On International Women’s Day, March 8, millions of women around the world protested in marches, strikes, and rallies. In Rome, Non Una di Meno (Not One Less, a reference to the movement’s resistance to femicide and sexual violence), adapted to public health restrictions imposed on public marches by assembling a flash mob on the steps leading into the Piazza di Spagna with participants standing a full meter apart. The Guardian newspaper reported on Turkish refugees heroically attempting to break the xenophobic ban on immigrants by the Greek government and its EU backers, clapping to honor the women and children who marched to demand asylum.

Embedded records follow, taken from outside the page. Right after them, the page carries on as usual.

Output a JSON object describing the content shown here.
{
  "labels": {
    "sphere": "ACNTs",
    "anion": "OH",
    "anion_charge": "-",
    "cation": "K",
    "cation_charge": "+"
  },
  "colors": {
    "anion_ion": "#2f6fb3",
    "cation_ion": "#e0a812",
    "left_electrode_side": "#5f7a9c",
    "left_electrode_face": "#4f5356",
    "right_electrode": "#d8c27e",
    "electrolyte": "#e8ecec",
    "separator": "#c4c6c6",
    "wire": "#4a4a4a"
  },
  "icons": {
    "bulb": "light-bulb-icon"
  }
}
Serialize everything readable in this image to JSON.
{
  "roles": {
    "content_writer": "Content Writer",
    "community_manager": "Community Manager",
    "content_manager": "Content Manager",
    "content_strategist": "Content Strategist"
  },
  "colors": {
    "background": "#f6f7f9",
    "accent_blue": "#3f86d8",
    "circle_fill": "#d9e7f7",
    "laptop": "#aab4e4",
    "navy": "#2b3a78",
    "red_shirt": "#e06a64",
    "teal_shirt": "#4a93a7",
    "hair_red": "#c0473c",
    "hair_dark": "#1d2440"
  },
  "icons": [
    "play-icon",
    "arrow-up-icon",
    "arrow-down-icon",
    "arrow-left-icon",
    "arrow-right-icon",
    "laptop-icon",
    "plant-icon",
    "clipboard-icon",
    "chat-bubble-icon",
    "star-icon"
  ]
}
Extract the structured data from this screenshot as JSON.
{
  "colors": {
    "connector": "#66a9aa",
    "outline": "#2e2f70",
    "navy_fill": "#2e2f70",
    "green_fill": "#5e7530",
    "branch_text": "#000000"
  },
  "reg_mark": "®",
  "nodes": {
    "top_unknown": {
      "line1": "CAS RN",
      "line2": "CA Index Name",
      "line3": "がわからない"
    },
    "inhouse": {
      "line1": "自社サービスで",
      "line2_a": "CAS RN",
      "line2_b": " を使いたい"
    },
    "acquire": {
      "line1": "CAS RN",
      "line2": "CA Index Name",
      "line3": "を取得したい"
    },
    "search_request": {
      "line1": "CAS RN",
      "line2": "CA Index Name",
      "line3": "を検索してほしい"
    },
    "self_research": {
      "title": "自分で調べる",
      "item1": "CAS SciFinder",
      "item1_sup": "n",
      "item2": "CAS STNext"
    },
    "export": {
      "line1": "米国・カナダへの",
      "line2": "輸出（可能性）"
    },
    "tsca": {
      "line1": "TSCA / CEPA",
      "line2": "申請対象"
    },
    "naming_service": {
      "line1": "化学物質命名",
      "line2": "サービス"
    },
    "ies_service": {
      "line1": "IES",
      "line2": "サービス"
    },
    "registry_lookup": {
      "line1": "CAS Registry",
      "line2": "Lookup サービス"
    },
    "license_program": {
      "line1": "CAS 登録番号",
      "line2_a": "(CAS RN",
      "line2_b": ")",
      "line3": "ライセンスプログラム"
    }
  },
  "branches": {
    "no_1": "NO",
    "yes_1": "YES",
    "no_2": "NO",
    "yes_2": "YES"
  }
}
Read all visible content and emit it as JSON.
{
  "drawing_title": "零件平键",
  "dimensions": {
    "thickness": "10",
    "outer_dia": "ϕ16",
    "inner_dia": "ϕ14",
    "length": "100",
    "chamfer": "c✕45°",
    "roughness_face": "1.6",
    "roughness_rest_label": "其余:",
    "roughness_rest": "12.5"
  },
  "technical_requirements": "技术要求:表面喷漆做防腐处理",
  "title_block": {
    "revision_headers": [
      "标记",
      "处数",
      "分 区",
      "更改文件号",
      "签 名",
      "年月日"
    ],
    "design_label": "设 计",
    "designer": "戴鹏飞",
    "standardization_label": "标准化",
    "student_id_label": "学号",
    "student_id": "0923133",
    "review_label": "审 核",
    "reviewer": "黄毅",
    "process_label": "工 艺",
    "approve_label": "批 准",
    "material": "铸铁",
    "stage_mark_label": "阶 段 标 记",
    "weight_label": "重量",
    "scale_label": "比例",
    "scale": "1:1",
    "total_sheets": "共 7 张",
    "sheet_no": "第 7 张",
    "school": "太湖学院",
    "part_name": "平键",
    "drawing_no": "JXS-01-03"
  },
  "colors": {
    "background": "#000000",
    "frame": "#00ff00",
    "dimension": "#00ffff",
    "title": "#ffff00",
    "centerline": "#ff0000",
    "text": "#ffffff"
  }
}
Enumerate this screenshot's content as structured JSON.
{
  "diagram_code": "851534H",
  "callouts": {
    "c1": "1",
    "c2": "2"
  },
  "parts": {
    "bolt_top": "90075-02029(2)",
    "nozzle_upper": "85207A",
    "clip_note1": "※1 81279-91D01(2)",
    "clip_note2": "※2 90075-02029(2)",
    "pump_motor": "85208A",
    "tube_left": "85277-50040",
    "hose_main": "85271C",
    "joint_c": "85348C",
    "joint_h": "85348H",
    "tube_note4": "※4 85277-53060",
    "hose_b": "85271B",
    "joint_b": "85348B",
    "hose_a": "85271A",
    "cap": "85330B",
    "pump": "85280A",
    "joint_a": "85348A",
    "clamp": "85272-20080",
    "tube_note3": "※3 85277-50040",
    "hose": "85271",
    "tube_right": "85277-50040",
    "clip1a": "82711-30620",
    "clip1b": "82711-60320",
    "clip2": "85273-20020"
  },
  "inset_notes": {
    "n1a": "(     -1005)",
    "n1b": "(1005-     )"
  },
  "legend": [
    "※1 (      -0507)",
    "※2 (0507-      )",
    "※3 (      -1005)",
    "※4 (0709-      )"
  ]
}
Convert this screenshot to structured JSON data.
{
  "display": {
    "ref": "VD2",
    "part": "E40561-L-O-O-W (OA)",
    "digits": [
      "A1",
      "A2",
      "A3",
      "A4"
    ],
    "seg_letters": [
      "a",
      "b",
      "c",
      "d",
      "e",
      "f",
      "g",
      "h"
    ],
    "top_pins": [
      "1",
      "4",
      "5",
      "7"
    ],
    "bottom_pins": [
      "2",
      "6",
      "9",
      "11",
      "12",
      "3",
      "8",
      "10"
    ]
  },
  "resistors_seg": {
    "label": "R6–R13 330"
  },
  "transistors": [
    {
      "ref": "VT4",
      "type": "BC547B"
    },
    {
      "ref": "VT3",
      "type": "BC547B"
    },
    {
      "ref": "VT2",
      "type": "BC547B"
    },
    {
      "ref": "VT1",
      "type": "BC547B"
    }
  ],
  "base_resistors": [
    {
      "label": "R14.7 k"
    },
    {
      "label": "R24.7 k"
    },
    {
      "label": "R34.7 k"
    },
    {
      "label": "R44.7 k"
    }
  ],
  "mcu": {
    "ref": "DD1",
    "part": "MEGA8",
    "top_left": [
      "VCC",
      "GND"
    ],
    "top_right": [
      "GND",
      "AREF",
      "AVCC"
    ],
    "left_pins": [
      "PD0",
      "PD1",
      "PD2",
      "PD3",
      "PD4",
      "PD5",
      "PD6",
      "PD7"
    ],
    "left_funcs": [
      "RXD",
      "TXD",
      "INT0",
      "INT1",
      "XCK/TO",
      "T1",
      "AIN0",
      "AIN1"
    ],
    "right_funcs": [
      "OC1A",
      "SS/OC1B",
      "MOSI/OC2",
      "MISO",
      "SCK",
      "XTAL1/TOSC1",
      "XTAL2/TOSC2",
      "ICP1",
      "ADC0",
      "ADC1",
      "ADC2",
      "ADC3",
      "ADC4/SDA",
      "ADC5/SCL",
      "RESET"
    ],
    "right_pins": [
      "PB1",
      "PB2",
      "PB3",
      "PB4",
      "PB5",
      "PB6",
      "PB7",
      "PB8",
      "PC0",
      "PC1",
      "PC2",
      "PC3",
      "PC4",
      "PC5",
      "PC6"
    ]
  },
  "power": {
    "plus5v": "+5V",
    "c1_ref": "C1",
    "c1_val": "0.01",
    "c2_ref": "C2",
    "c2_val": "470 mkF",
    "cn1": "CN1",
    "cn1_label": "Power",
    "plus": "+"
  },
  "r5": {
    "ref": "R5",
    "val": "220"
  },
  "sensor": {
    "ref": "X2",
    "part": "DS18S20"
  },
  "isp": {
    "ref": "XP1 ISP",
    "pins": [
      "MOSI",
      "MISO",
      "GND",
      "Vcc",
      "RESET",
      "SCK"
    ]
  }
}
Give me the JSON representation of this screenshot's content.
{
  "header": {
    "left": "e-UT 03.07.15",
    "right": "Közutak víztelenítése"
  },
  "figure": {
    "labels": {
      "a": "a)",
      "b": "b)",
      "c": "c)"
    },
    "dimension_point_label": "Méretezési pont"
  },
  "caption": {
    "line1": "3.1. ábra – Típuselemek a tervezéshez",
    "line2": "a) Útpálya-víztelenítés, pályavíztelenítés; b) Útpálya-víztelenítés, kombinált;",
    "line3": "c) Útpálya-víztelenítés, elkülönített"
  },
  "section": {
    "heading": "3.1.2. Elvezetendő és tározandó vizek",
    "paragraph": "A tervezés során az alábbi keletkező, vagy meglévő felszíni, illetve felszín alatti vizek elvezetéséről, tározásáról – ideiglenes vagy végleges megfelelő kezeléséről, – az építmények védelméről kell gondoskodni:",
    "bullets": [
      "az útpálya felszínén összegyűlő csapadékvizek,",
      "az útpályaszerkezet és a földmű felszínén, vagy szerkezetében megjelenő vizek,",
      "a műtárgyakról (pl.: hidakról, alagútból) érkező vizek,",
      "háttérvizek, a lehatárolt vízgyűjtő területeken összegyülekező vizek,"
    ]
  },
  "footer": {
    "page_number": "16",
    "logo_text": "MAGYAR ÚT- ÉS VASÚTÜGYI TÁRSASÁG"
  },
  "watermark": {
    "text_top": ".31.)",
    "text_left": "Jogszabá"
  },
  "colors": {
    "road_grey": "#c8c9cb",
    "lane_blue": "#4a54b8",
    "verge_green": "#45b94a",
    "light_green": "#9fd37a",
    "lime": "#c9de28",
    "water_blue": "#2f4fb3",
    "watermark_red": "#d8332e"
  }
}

Without a doubt, Latin America was the epicenter of the mobilizations. Women in Argentina and Mexico turned out by the hundreds of thousands in marches on March 8 and in national strikes the following day. In Argentina, the focus was on legalizing abortion in the country, and in Mexico women protested gender violence. The Mexican government reports 3825 women met violent deaths last year, while incidents of femicide have rocketed by 137% in the last five years.
In Chile, aerial views of Santiago showed demonstrators as far as the eye could see. The goal was to use the March 8 mobilizations to launch a new wave of national resistance to austerity and rule in the interests of the rich. A large women’s conference in January in Chile drew women from many countries and led to an important “Transborder Call for a Feminist Strike on March 8 and 9, 2020.”